924 küçükbaş hayvan telef olurken, ağır yaralı 83 küçükbaş hayvan da ölmek üzere olduğu için kesime gönderildi. 1 traktör ve 14 adet sulama tesisinin de küle döndüğü belirlendi.

Mazıdağı’na bağlı Yetkinler ve Yücebağ Mahalleleri ile Kelek Mezrasında ise  7 bin dekarlık tarım alanının yandığı tespit edilmiştir.

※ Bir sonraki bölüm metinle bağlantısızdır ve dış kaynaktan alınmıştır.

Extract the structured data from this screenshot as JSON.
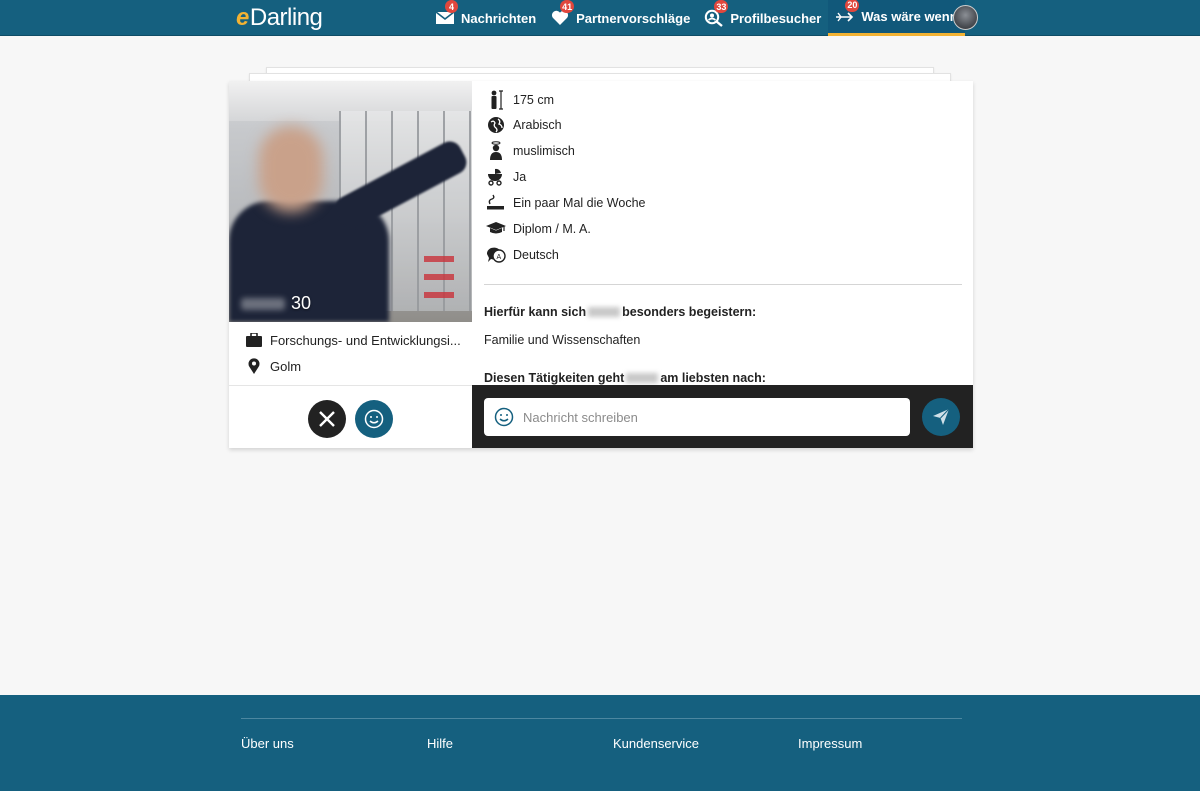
{
  "header": {
    "logo_prefix": "e",
    "logo_text": "Darling",
    "nav": [
      {
        "label": "Nachrichten",
        "badge": "4",
        "icon": "envelope-icon"
      },
      {
        "label": "Partnervorschläge",
        "badge": "41",
        "icon": "heart-icon"
      },
      {
        "label": "Profilbesucher",
        "badge": "33",
        "icon": "visitor-search-icon"
      },
      {
        "label": "Was wäre wenn",
        "badge": "20",
        "icon": "arrow-target-icon",
        "active": true
      }
    ]
  },
  "profile": {
    "age": "30",
    "occupation": "Forschungs- und Entwicklungsi...",
    "location": "Golm",
    "attributes": [
      {
        "icon": "height-icon",
        "value": "175 cm"
      },
      {
        "icon": "globe-icon",
        "value": "Arabisch"
      },
      {
        "icon": "religion-icon",
        "value": "muslimisch"
      },
      {
        "icon": "stroller-icon",
        "value": "Ja"
      },
      {
        "icon": "smoking-icon",
        "value": "Ein paar Mal die Woche"
      },
      {
        "icon": "graduation-cap-icon",
        "value": "Diplom / M. A."
      },
      {
        "icon": "language-icon",
        "value": "Deutsch"
      }
    ],
    "interests_heading_pre": "Hierfür kann sich",
    "interests_heading_post": "besonders begeistern:",
    "interests_text": "Familie und Wissenschaften",
    "activities_heading_pre": "Diesen Tätigkeiten geht",
    "activities_heading_post": "am liebsten nach:"
  },
  "compose": {
    "placeholder": "Nachricht schreiben"
  },
  "footer": {
    "links": [
      "Über uns",
      "Hilfe",
      "Kundenservice",
      "Impressum"
    ]
  },
  "colors": {
    "brand": "#15607f",
    "accent": "#f2b233",
    "badge": "#e0473d"
  }
}
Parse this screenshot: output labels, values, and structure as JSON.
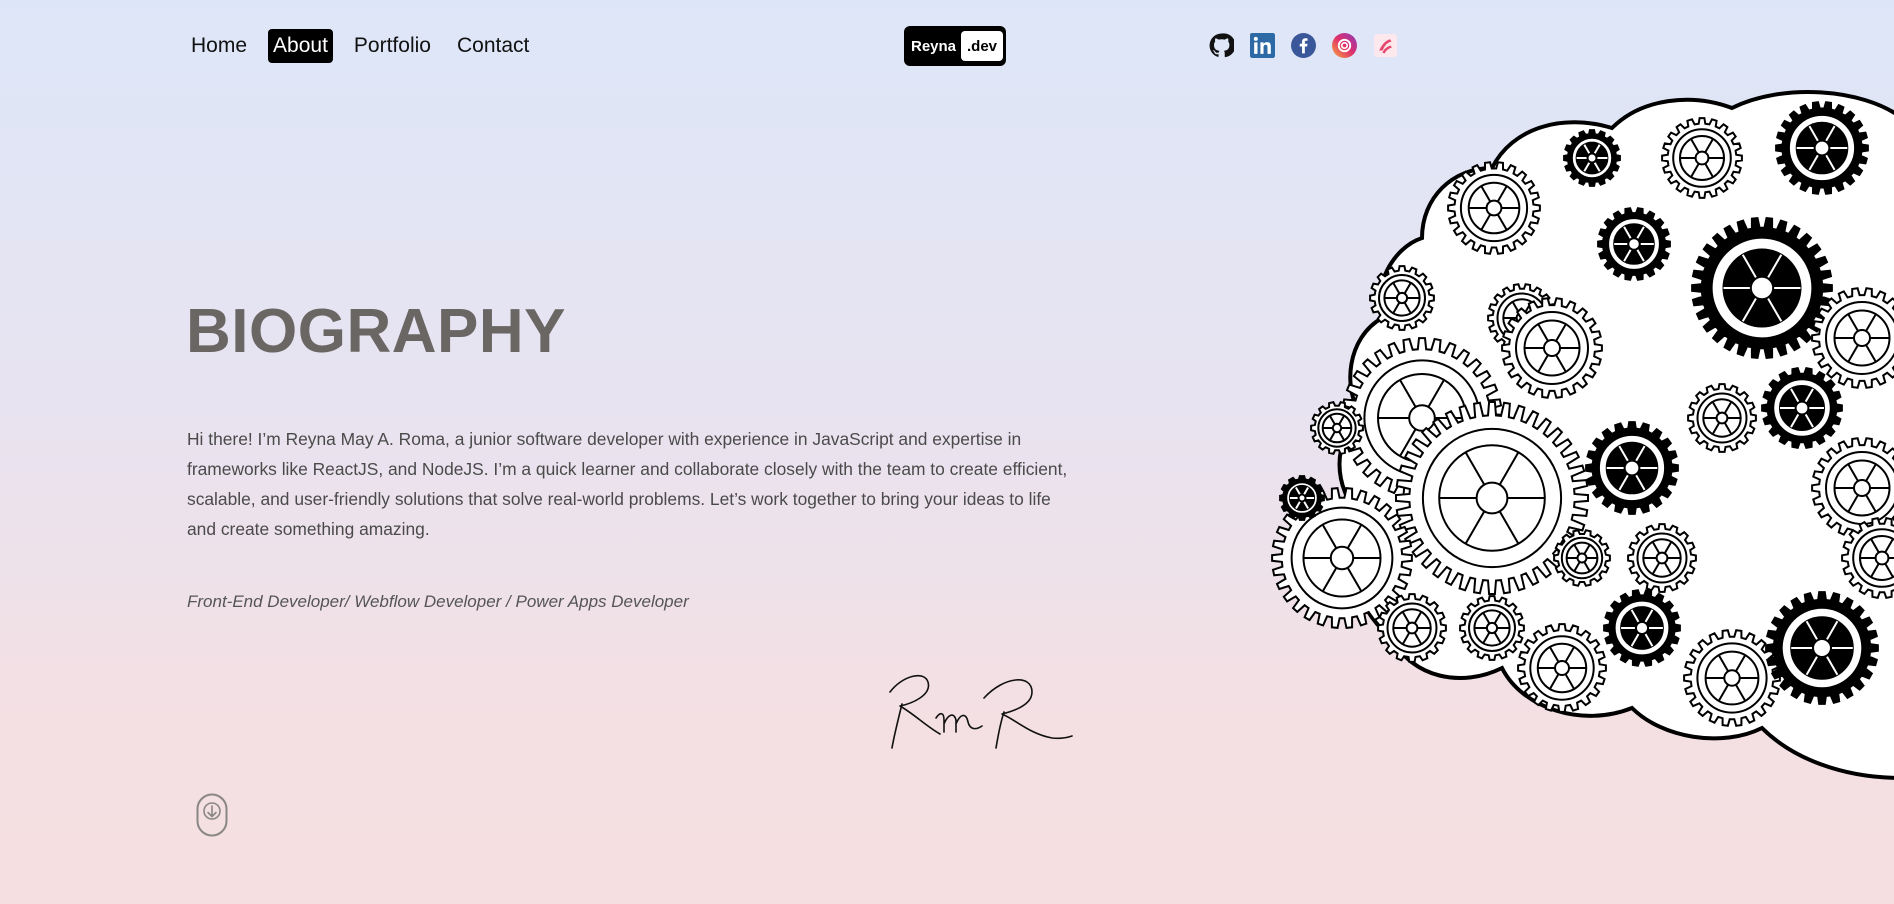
{
  "nav": {
    "items": [
      {
        "label": "Home"
      },
      {
        "label": "About"
      },
      {
        "label": "Portfolio"
      },
      {
        "label": "Contact"
      }
    ],
    "active": "About"
  },
  "logo": {
    "part1": "Reyna",
    "part2": ".dev"
  },
  "social": [
    "github-icon",
    "linkedin-icon",
    "facebook-icon",
    "instagram-icon",
    "dribbble-icon"
  ],
  "main": {
    "title": "BIOGRAPHY",
    "bio": "Hi there! I’m Reyna May A. Roma, a junior software developer with experience in JavaScript and expertise in frameworks like ReactJS, and NodeJS. I’m a quick learner and collaborate closely with the team to create efficient, scalable, and user-friendly solutions that solve real-world problems. Let’s work together to bring your ideas to life and create something amazing.",
    "roles": "Front-End Developer/ Webflow Developer / Power Apps Developer",
    "signature": "RmR"
  },
  "colors": {
    "background_top": "#dde6f8",
    "background_bottom": "#f5dfe0",
    "title": "#6a6663",
    "linkedin": "#2d6aa5",
    "facebook": "#3a5899"
  }
}
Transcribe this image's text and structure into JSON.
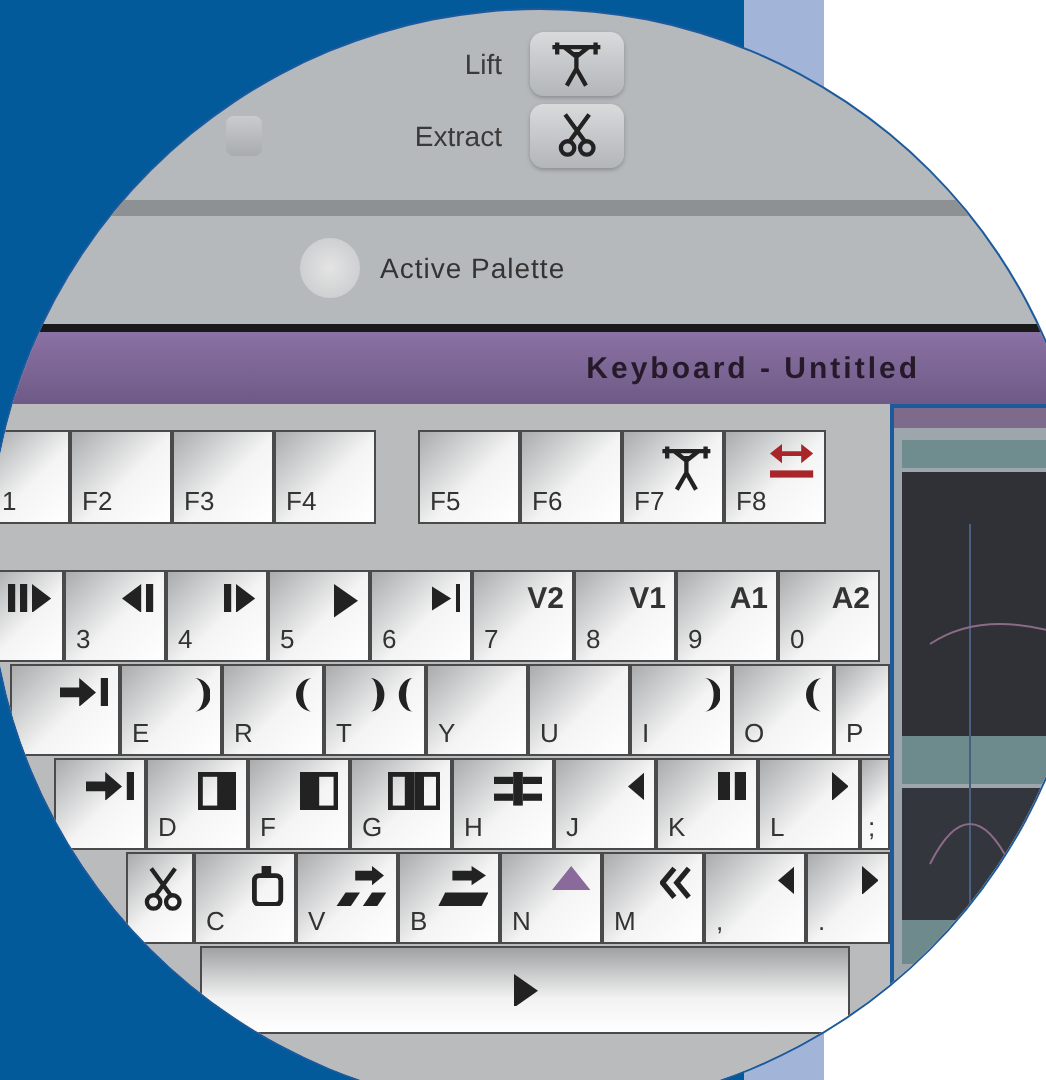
{
  "top_panel": {
    "buttons": [
      {
        "label": "Lift"
      },
      {
        "label": "Extract"
      }
    ],
    "active_palette": {
      "label": "Active Palette",
      "checked": false
    }
  },
  "keyboard_window": {
    "title": "Keyboard - Untitled",
    "function_keys": [
      [
        {
          "label": "1"
        },
        {
          "label": "F2"
        },
        {
          "label": "F3"
        },
        {
          "label": "F4"
        }
      ],
      [
        {
          "label": "F5"
        },
        {
          "label": "F6"
        },
        {
          "label": "F7"
        },
        {
          "label": "F8"
        }
      ]
    ],
    "rows": [
      [
        {
          "label": "3"
        },
        {
          "label": "4"
        },
        {
          "label": "5"
        },
        {
          "label": "6"
        },
        {
          "label": "7",
          "cap": "V2"
        },
        {
          "label": "8",
          "cap": "V1"
        },
        {
          "label": "9",
          "cap": "A1"
        },
        {
          "label": "0",
          "cap": "A2"
        }
      ],
      [
        {
          "label": "E"
        },
        {
          "label": "R"
        },
        {
          "label": "T"
        },
        {
          "label": "Y"
        },
        {
          "label": "U"
        },
        {
          "label": "I"
        },
        {
          "label": "O"
        },
        {
          "label": "P"
        }
      ],
      [
        {
          "label": "D"
        },
        {
          "label": "F"
        },
        {
          "label": "G"
        },
        {
          "label": "H"
        },
        {
          "label": "J"
        },
        {
          "label": "K"
        },
        {
          "label": "L"
        },
        {
          "label": ";"
        }
      ],
      [
        {
          "label": "C"
        },
        {
          "label": "V"
        },
        {
          "label": "B"
        },
        {
          "label": "N"
        },
        {
          "label": "M"
        },
        {
          "label": ","
        },
        {
          "label": "."
        }
      ]
    ]
  }
}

Bunun 4 bin dekarının hasadı yapılmamış buğday alanı, 3 bin dekarı anızdan oluştuğu belirlendi. 

15 KİŞİ YANARAK CAN VERDİ

Diyarbakır'ın Çınar ve Mardin Mazıdağı ilçesinde 20 Haziran'da çıkan anız yangınında yaşamını yitirenlerin isimleri şöyle: Mazıdağı ilçesinin Yücebağ Mahallesi'nde Şeyhmus Demir (17), Hasan Demir (40), Mazhar Demir (28), Nuri Demir (38), Sinan Deviren (24), Remzi Yılmaz (25), Resul Yılmaz (18), Azat Yılmaz (23), Taliha Demir (59), Fadıl Demir (52), Çınar ilçesinin Köksalan Mahallesi'nde Ubeydullah Buğdaycı (30), Abdurrahman Buğdaycı (15), Çınar'ın Yazçiçeği Mahallesi'nde İsmail Yardımcı (46), Kerime Erdemli (55) ve Zekiye Erdemli (58)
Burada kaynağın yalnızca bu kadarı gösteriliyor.